彼女が最後に選んだのは弘次だったのか?だから彼にそう呼んでいいと承諾したのだろうか?

弥生は胸が詰まった。

弘次が自分を助けてくれていると分かっている。自分で言い出すことで瑛介から解放され、そして瑛介とうまく離婚できるようにするためだ。

彼女は瑛介を見つめ、すぼめた唇を緩めた。

確かにこの機会を逃すわけにはいかない。

そう考えると、弥生は唇を動かそうとした。

しかし、瑛介は歯を食いしばって彼女を睨み、「弥生、何を言うべきかよく考えろ」と言った。

彼に遮られたせいで、弥生は迷い始めた。

弘次は眉を上げて、依然としてリラックスした調子で言った。「瑛介、忘れたのか、お前たちはただの偽装結婚なんだ。今のは弥生を脅かしているんじゃないか?」

そう言って、弘次は淡々と笑って弥生に向けた。
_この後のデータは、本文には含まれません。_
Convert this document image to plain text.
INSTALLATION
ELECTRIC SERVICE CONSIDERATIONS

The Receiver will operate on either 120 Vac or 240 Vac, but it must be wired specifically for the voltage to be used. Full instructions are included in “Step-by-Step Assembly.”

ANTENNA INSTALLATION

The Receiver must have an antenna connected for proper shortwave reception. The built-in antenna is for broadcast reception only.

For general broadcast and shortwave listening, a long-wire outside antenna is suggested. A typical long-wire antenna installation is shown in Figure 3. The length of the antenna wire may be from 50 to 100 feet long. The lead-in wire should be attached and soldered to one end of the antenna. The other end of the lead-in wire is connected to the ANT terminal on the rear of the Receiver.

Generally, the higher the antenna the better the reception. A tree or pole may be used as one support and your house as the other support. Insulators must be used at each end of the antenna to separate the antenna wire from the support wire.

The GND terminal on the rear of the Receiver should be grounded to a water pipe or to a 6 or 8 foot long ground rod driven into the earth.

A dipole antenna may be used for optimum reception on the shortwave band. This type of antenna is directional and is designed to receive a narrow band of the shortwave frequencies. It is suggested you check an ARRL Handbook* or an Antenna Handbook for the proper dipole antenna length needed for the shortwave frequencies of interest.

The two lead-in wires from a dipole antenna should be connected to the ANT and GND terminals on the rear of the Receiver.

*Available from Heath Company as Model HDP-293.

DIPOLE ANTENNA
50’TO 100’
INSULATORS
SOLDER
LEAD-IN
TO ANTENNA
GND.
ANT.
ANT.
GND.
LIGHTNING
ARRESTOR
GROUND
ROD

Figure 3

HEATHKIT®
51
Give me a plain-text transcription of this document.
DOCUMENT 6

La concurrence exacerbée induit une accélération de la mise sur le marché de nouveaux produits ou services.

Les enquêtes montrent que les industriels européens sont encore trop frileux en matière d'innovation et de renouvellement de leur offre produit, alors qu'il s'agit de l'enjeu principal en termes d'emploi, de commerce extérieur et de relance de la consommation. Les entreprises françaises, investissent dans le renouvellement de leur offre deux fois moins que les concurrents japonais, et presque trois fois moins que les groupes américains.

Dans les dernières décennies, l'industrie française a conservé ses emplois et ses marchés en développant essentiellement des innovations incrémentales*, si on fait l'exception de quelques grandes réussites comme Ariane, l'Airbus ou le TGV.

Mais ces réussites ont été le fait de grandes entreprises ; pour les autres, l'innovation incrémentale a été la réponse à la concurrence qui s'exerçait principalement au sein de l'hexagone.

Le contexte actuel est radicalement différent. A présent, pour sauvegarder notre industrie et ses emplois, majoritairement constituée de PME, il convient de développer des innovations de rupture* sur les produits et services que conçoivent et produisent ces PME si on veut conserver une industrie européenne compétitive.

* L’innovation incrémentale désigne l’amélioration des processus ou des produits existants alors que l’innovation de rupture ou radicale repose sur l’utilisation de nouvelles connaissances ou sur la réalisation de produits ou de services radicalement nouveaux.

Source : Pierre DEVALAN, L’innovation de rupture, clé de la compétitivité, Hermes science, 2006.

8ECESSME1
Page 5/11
「もちこ」

弥生は彼が自分の名前を呼ぶのは、彼女に早く決めろと急かしているのだとわかっていた。この機会を逃すと、次はいつになるか分からない。

しかし弥生は目の前の瑛介を見ていると、どうしても言い出せなかった。

口先まで出かかった言葉をのみ込んでしまった。

結局、瑛介が彼女の手を握り、「帰ろう。今日のことは、気にしないから」と冷たい声で言った。

弥生は瑛介に引っ張られて歩いたが、もう一方の手首が急に引っ張られた。弘次も突然彼女の手首を掴んだのだ。

今の弘次はメガネをかけていない時よりも、穏やかさは欠けていた。

弥生は初めて、弘次の鋭い目を見た。

瑛介はそれを見て、目を細めて冷たい声で「手を放せ!」と睨んだ。

最近、瑛介はずっと弥生に離婚を急がされているのに加えて、弘次が彼女を抱きしめるのを目撃してしまった。その時の彼女は弘次を押しのけることなくむしろ受け入れ、さらには弘次に幼い頃の名前、「もちこ」と呼ばせることを許していた。

そのため、今の瑛介は刺激されすぎており、もう以前のように冷静で自分をコントロールできなくなっていた。